The angel of Jehovah said to Manoah, "Though you detain me, I won't eat of your bread. And if you prepare a burnt offering, you must offer it to Jehovah." For Manoah did not know that he was the angel of Jehovah.
17 En Manoach zeide tot den Engel des HEEREN: Wat is Uw naam, opdat wij U vereren, wanneer Uw woord zal komen.
Manoah said to the angel of Jehovah, "What is your name, that when your words come true we may honor you?"
18 En de Engel des HEEREN zeide tot hem: Waarom vraagt gij dus naar Mijn naam? Die is toch Wonderlijk.
And the angel of Jehovah said to him, "Why do you ask for my name? It is incomprehensible."
19 Toen nam Manoach een geitenbokje, en het spijsoffer, en offerde het op den rotssteen, den HEERE. En Hij handelde wonderlijk in Zijn doen; en Manoach en zijn huisvrouw zagen toe.
So Manoah took the young goat and a grain offering, and offered it on the rock to Jehovah, Jehovah who works wonders. And Manoah and his wife looked on.
20 En het geschiedde, als de vlam van het altaar opvoer naar den hemel, zo voer de Engel des HEEREN op in de vlam des altaars. Als Manoach en zijn huisvrouw dat zagen, zo vielen zij op hun aangezichten ter aarde.
For it happened, when the flame went up toward the sky from off the altar, that the angel of Jehovah ascended in the flame of the altar. And Manoah and his wife looked on, and they fell on their faces to the ground.
21 En de Engel des HEEREN verscheen niet meer aan Manoach, en aan zijn huisvrouw. Toen bekende Manoach, dat het een Engel des HEEREN was.

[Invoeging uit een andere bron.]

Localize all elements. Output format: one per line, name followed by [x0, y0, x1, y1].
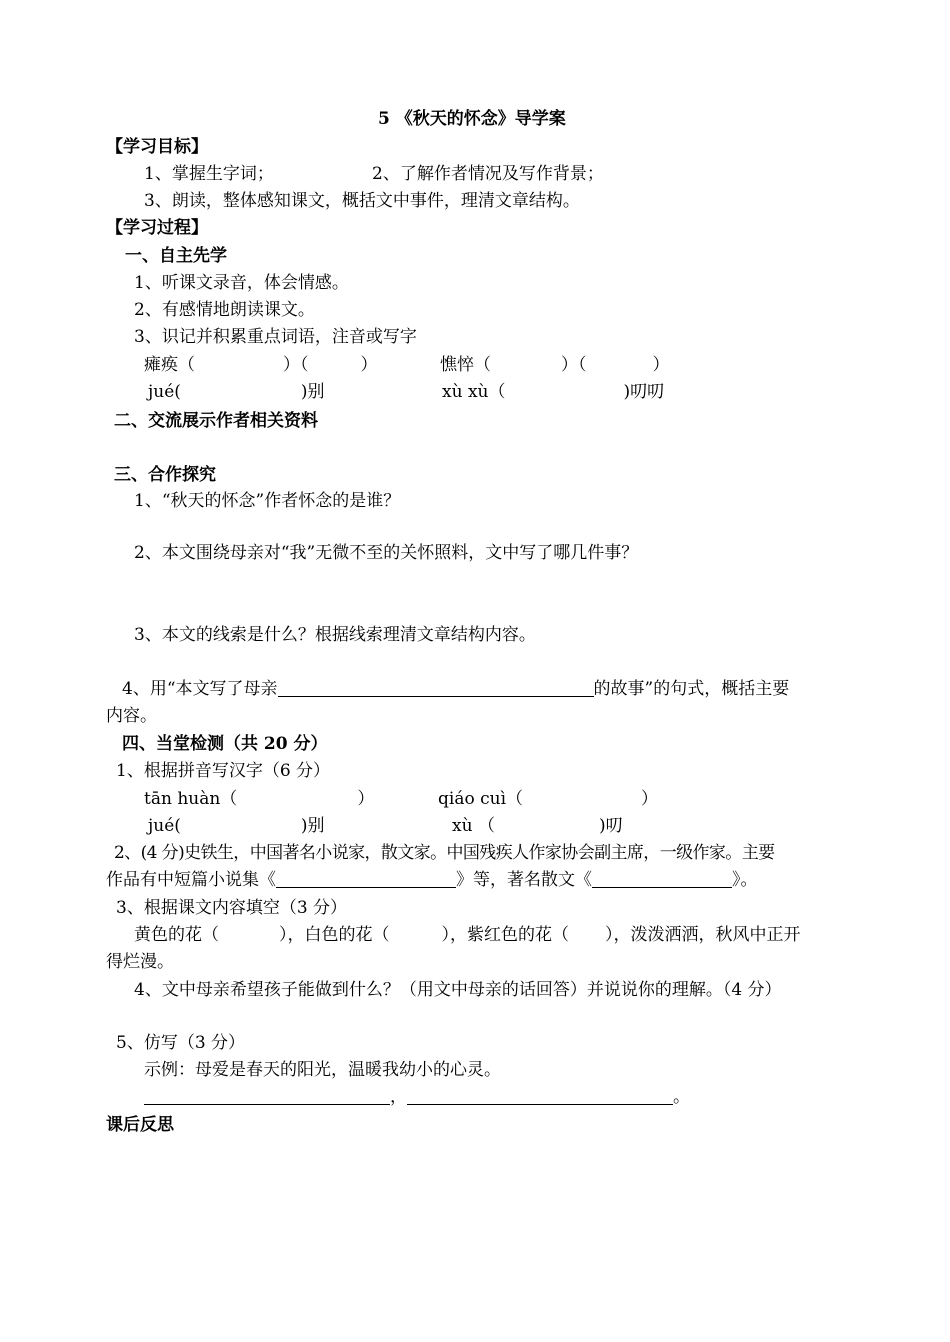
q4-blank[interactable]	[278, 678, 594, 697]
cooperate-q2: 2、本文围绕母亲对“我”无微不至的关怀照料，文中写了哪几件事？	[134, 543, 639, 563]
t1-tanhuan-end: ）	[357, 789, 375, 809]
goal-1: 1、掌握生字词；	[144, 164, 274, 184]
t1-xu: xù （	[452, 816, 495, 836]
cooperate-q4-start: 4、用“本文写了母亲	[122, 679, 278, 699]
t2-blank-novels[interactable]	[276, 869, 456, 888]
test-2: 2、(4 分)史铁生，中国著名小说家，散文家。中国残疾人作家协会副主席，一级作家。主要	[114, 843, 775, 863]
t2-novels: 作品有中短篇小说集《	[106, 870, 276, 890]
pinyin-xuxu: xù xù（	[442, 382, 506, 402]
t1-tanhuan: tān huàn（	[144, 789, 238, 809]
t3-end: ），泼泼洒洒，秋风中正开	[605, 925, 801, 945]
t5-blank-1[interactable]	[144, 1086, 390, 1105]
test-1-row-b	[438, 788, 658, 810]
t1-jue: jué(	[148, 816, 181, 836]
t5-blank-2[interactable]	[407, 1086, 673, 1105]
page-title: 5 《秋天的怀念》导学案	[378, 109, 566, 129]
t3-purple: ），紫红色的花（	[441, 925, 569, 945]
t5-end: 。	[673, 1087, 690, 1107]
word-row-1	[144, 354, 378, 376]
t2-essay: 》等，著名散文《	[456, 870, 592, 890]
t5-comma: ，	[390, 1087, 407, 1107]
test-3-fill	[134, 924, 801, 946]
test-1-row-c	[148, 815, 325, 837]
self-study-item-2: 2、有感情地朗读课文。	[134, 300, 315, 320]
word-qiaocui-mid: ）（	[561, 355, 587, 375]
t3-white: ），白色的花（	[279, 925, 390, 945]
t1-qiaocui-end: ）	[641, 789, 658, 809]
pinyin-xuxu-end: )叨叨	[623, 382, 665, 402]
process-heading: 【学习过程】	[106, 218, 208, 238]
exchange-heading: 二、交流展示作者相关资料	[114, 411, 318, 431]
pinyin-row-1	[148, 381, 325, 403]
test-1-row-a	[144, 788, 374, 810]
self-study-heading: 一、自主先学	[125, 246, 227, 266]
test-1-row-d	[452, 815, 623, 837]
pinyin-row-1b	[442, 381, 664, 403]
t1-jue-end: )别	[300, 816, 325, 836]
cooperate-q3: 3、本文的线索是什么？根据线索理清文章结构内容。	[134, 625, 536, 645]
t2-end: 》。	[732, 870, 758, 890]
word-tanhuan-end: ）	[360, 355, 378, 375]
reflect-heading: 课后反思	[106, 1115, 174, 1135]
goal-3: 3、朗读，整体感知课文，概括文中事件，理清文章结构。	[144, 191, 580, 211]
test-3-cont: 得烂漫。	[106, 952, 174, 972]
t3-yellow: 黄色的花（	[134, 925, 219, 945]
word-tanhuan-mid: ）（	[283, 355, 309, 375]
word-tanhuan: 瘫痪（	[144, 355, 195, 375]
pinyin-jue-end: )别	[300, 382, 325, 402]
pinyin-jue: jué(	[148, 382, 181, 402]
cooperate-q1: 1、“秋天的怀念”作者怀念的是谁？	[134, 491, 401, 511]
cooperate-q4-cont: 内容。	[106, 706, 157, 726]
word-qiaocui-end: ）	[652, 355, 670, 375]
cooperate-heading: 三、合作探究	[114, 465, 216, 485]
t2-blank-essay[interactable]	[592, 869, 732, 888]
word-qiaocui: 憔悴（	[440, 355, 491, 375]
word-row-1b	[440, 354, 670, 376]
test-5-blanks	[144, 1086, 690, 1108]
test-heading: 四、当堂检测（共 20 分）	[122, 734, 328, 754]
test-5: 5、仿写（3 分）	[116, 1033, 246, 1053]
cooperate-q4-end: 的故事”的句式，概括主要	[593, 679, 790, 699]
self-study-item-3: 3、识记并积累重点词语，注音或写字	[134, 327, 417, 347]
t1-xu-end: )叨	[598, 816, 623, 836]
goals-heading: 【学习目标】	[106, 137, 208, 157]
goal-2: 2、了解作者情况及写作背景；	[372, 164, 604, 184]
test-5-example: 示例：母爱是春天的阳光，温暖我幼小的心灵。	[144, 1060, 501, 1080]
self-study-item-1: 1、听课文录音，体会情感。	[134, 273, 349, 293]
test-2-cont	[106, 869, 758, 891]
cooperate-q4	[122, 678, 789, 700]
t1-qiaocui: qiáo cuì（	[438, 789, 523, 809]
test-3: 3、根据课文内容填空（3 分）	[116, 898, 348, 918]
test-1: 1、根据拼音写汉字（6 分）	[116, 761, 331, 781]
test-4: 4、文中母亲希望孩子能做到什么？（用文中母亲的话回答）并说说你的理解。（4 分）	[134, 980, 782, 1000]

But the angel of Jehovah did not appear again to Manoah or to his wife. Then Manoah knew that he was the angel of Jehovah.

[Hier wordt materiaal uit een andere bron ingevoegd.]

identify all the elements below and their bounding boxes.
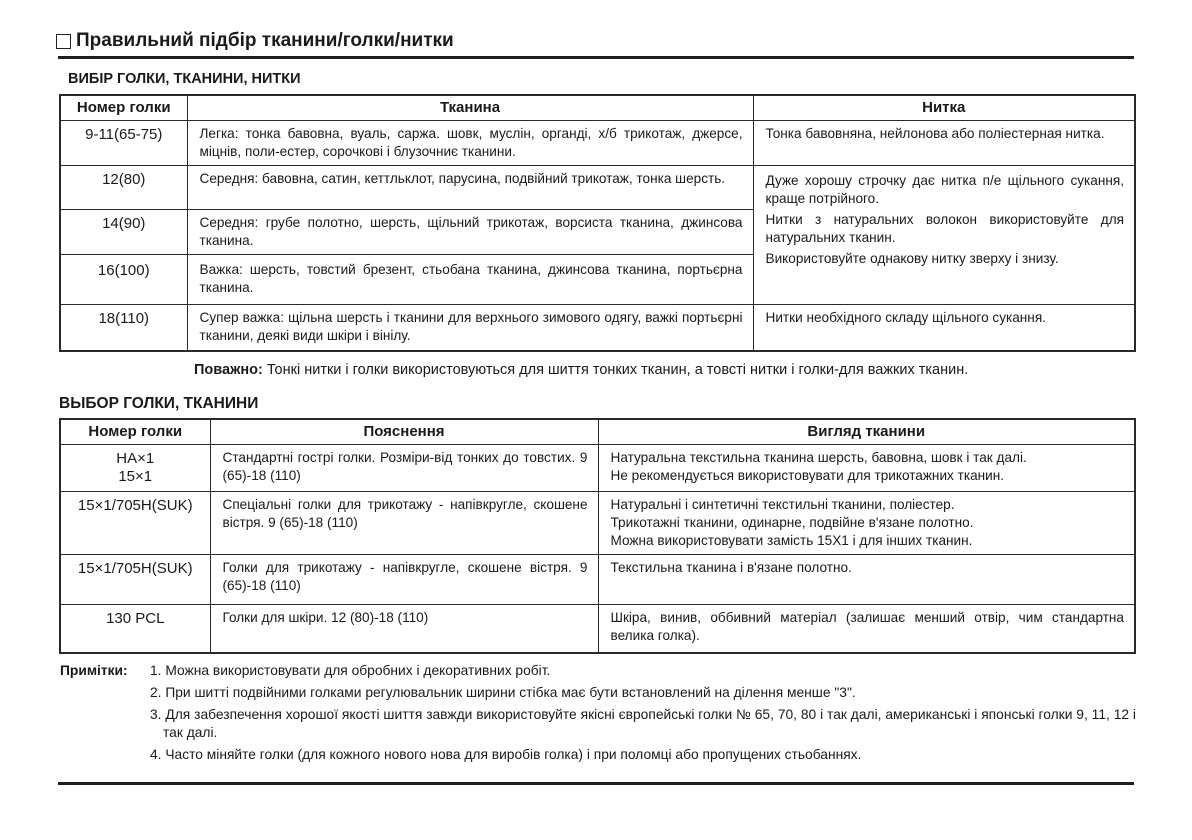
column-header-needle: Номер голки — [60, 419, 210, 445]
fabric-type — [598, 445, 1135, 492]
section1-heading: ВИБІР ГОЛКИ, ТКАНИНИ, НИТКИ — [68, 71, 301, 87]
needle-number: 12(80) — [60, 166, 187, 210]
fabric-line: Натуральні і синтетичні текстильні тканини, поліестер. — [610, 497, 955, 512]
fabric-line: Не рекомендується використовувати для трикотажних тканин. — [610, 468, 1005, 483]
table-row — [60, 492, 1135, 555]
fabric-description: Легка: тонка бавовна, вуаль, саржа. шовк, муслін, органді, х/б трикотаж, джерсе, міцнів, поли-естер, сорочкові і блузочниє тканини. — [187, 121, 753, 166]
section2-heading: ВЫБОР ГОЛКИ, ТКАНИНИ — [59, 395, 259, 412]
needle-number: 15×1/705H(SUK) — [60, 555, 210, 605]
title-divider — [58, 56, 1134, 59]
column-header-needle: Номер голки — [60, 95, 187, 121]
needle-explanation-table — [59, 418, 1136, 654]
note-item: 1. Можна використовувати для обробних і декоративних робіт. — [150, 663, 551, 678]
explanation: Стандартні гострі голки. Розміри-від тонких до товстих. 9 (65)-18 (110) — [210, 445, 598, 492]
fabric-line: Шкіра, винив, оббивний матеріал (залишає менший отвір, чим стандартна велика голка). — [610, 610, 1124, 643]
explanation: Спеціальні голки для трикотажу - напівкругле, скошене вістря. 9 (65)-18 (110) — [210, 492, 598, 555]
column-header-fabric-type: Вигляд тканини — [598, 419, 1135, 445]
note-item: 2. При шитті подвійними голками регулювальник ширини стібка має бути встановлений на ділення менше "3". — [150, 685, 856, 700]
needle-number: 18(110) — [60, 305, 187, 351]
fabric-type — [598, 605, 1135, 653]
thread-tip: Використовуйте однакову нитку зверху і знизу. — [765, 251, 1059, 266]
notes-section — [60, 662, 1136, 768]
table-header-row — [60, 95, 1135, 121]
needle-number — [60, 445, 210, 492]
notes-label: Примітки: — [60, 663, 128, 678]
fabric-description: Супер важка: щільна шерсть і тканини для верхнього зимового одягу, важкі портьєрні тканини, деякі види шкіри і вінілу. — [187, 305, 753, 351]
thread-tip: Нитки з натуральних волокон використовуйте для натуральних тканин. — [765, 212, 1124, 245]
needle-code: HA×1 — [116, 450, 155, 467]
thread-description: Тонка бавовняна, нейлонова або поліестерная нитка. — [753, 121, 1135, 166]
needle-number: 16(100) — [60, 255, 187, 305]
fabric-description: Важка: шерсть, товстий брезент, стьобана тканина, джинсова тканина, портьєрна тканина. — [187, 255, 753, 305]
thread-tip: Дуже хорошу строчку дає нитка п/е щільного сукання, краще потрійного. — [765, 173, 1124, 206]
needle-fabric-thread-table — [59, 94, 1136, 352]
table-row — [60, 305, 1135, 351]
important-label: Поважно: — [194, 362, 263, 378]
table-header-row — [60, 419, 1135, 445]
explanation: Голки для шкіри. 12 (80)-18 (110) — [210, 605, 598, 653]
fabric-line: Можна використовувати замість 15X1 і для інших тканин. — [610, 533, 973, 548]
explanation: Голки для трикотажу - напівкругле, скошене вістря. 9 (65)-18 (110) — [210, 555, 598, 605]
needle-number: 14(90) — [60, 210, 187, 255]
table-row — [60, 121, 1135, 166]
thread-description: Нитки необхідного складу щільного сукання. — [753, 305, 1135, 351]
fabric-line: Трикотажні тканини, одинарне, подвійне в'язане полотно. — [610, 515, 974, 530]
fabric-line: Натуральна текстильна тканина шерсть, бавовна, шовк і так далі. — [610, 450, 1027, 465]
checkbox-square-icon — [56, 34, 71, 49]
notes-list — [60, 662, 1136, 764]
fabric-line: Текстильна тканина і в'язане полотно. — [610, 560, 852, 575]
needle-number: 130 PCL — [60, 605, 210, 653]
table-row — [60, 166, 1135, 210]
fabric-description: Середня: грубе полотно, шерсть, щільний трикотаж, ворсиста тканина, джинсова тканина. — [187, 210, 753, 255]
fabric-description: Середня: бавовна, сатин, кеттльклот, парусина, подвійний трикотаж, тонка шерсть. — [187, 166, 753, 210]
fabric-type — [598, 492, 1135, 555]
needle-number: 15×1/705H(SUK) — [60, 492, 210, 555]
fabric-type — [598, 555, 1135, 605]
column-header-fabric: Тканина — [187, 95, 753, 121]
table-row — [60, 555, 1135, 605]
note-item: 4. Часто міняйте голки (для кожного нового нова для виробів голка) і при поломці або пропущених стьобаннях. — [150, 747, 862, 762]
column-header-thread: Нитка — [753, 95, 1135, 121]
needle-code: 15×1 — [118, 468, 153, 485]
table-row — [60, 445, 1135, 492]
table-row — [60, 605, 1135, 653]
important-text: Тонкі нитки і голки використовуються для шиття тонких тканин, а товсті нитки і голки-для важких тканин. — [262, 362, 969, 378]
thread-description-merged — [753, 166, 1135, 305]
page-title — [56, 30, 454, 52]
needle-number: 9-11(65-75) — [60, 121, 187, 166]
page-title-text: Правильний підбір тканини/голки/нитки — [76, 30, 454, 51]
footer-divider — [58, 782, 1134, 785]
column-header-explanation: Пояснення — [210, 419, 598, 445]
note-item: 3. Для забезпечення хорошої якості шиття завжди використовуйте якісні європейські голки № 65, 70, 80 і так далі, американські і японські голки 9, 11, 12 і так далі. — [150, 707, 1136, 740]
important-note — [194, 362, 968, 378]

22 En Manoach zeide tot zijn huisvrouw: Wij zullen zekerlijk sterven, omdat wij God gezien hebben.
Manoah said to his wife, "We shall surely die, because we have seen God."
23 Maar zijn huisvrouw zeide tot hem: Zo de HEERE lust had ons te doden, Hij had het brandoffer en spijsoffer van onze hand niet aangenomen, noch ons dit alles getoond, noch ons om dezen tijd laten horen, zulks als dit is.

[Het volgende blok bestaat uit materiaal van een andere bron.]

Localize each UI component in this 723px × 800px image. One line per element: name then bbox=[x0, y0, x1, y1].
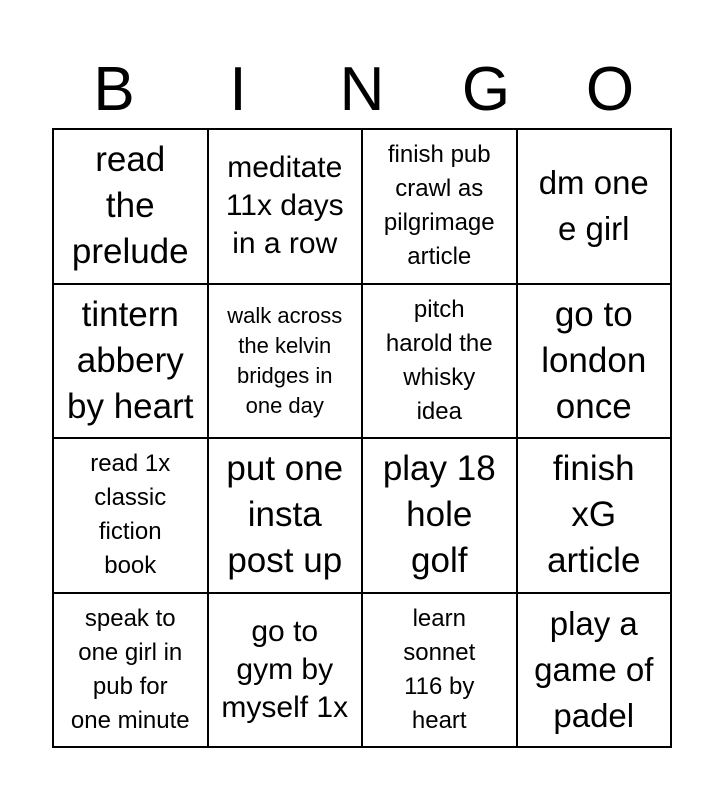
header-letter-b: B bbox=[93, 55, 135, 124]
bingo-cell[interactable] bbox=[209, 285, 364, 440]
bingo-cell[interactable] bbox=[363, 594, 518, 749]
bingo-cell[interactable] bbox=[363, 285, 518, 440]
bingo-cell[interactable] bbox=[363, 439, 518, 594]
bingo-cell[interactable] bbox=[209, 594, 364, 749]
cell-text: meditate 11x days in a row bbox=[225, 151, 344, 261]
header-letter-o: O bbox=[585, 55, 635, 124]
header-letter-i: I bbox=[229, 55, 247, 124]
bingo-cell[interactable] bbox=[518, 285, 673, 440]
cell-text: read the prelude bbox=[71, 140, 189, 272]
cell-text: play a game of padel bbox=[534, 604, 654, 734]
header-letter-g: G bbox=[461, 55, 511, 124]
bingo-cell[interactable] bbox=[54, 439, 209, 594]
bingo-cell[interactable] bbox=[363, 130, 518, 285]
bingo-cell[interactable] bbox=[54, 130, 209, 285]
cell-text: walk across the kelvin bridges in one day bbox=[227, 302, 343, 418]
bingo-cell[interactable] bbox=[54, 594, 209, 749]
bingo-cell[interactable] bbox=[54, 285, 209, 440]
cell-text: speak to one girl in pub for one minute bbox=[70, 604, 190, 734]
bingo-cell[interactable] bbox=[209, 439, 364, 594]
bingo-cell[interactable] bbox=[518, 594, 673, 749]
cell-text: pitch harold the whisky idea bbox=[385, 295, 493, 425]
cell-text: finish xG article bbox=[547, 449, 641, 581]
cell-text: go to gym by myself 1x bbox=[221, 614, 349, 724]
bingo-cell[interactable] bbox=[209, 130, 364, 285]
cell-text: tintern abbery by heart bbox=[67, 294, 194, 426]
cell-text: read 1x classic fiction book bbox=[90, 450, 171, 580]
bingo-board bbox=[52, 128, 672, 748]
bingo-header bbox=[52, 52, 672, 128]
bingo-cell[interactable] bbox=[518, 439, 673, 594]
cell-text: go to london once bbox=[541, 294, 647, 426]
bingo-cell[interactable] bbox=[518, 130, 673, 285]
cell-text: put one insta post up bbox=[226, 449, 344, 581]
cell-text: learn sonnet 116 by heart bbox=[403, 604, 476, 734]
cell-text: play 18 hole golf bbox=[382, 449, 496, 581]
cell-text: dm one e girl bbox=[538, 164, 649, 248]
header-letter-n: N bbox=[339, 55, 385, 124]
cell-text: finish pub crawl as pilgrimage article bbox=[383, 141, 495, 271]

But his wife said to him, "If Jehovah meant to kill us, he wouldn't have received a burnt offering and a grain offering from us, neither would he have shown us all these things, nor would he have spoken to us now like this."
24 Daarna baarde deze vrouw een zoon, en zij noemde zijn naam Simson; en dat knechtje werd groot, en de HEERE zegende het.
The woman bore a son, and named him Samson. And the child grew, and Jehovah blessed him.
25 En de Geest des HEEREN begon hem bij wijlen te drijven in het leger van Dan, tussen Zora en tussen Esthaol.
And the Spirit of Jehovah began to direct him in Mahaneh Dan, between Zorah and Eshtaol.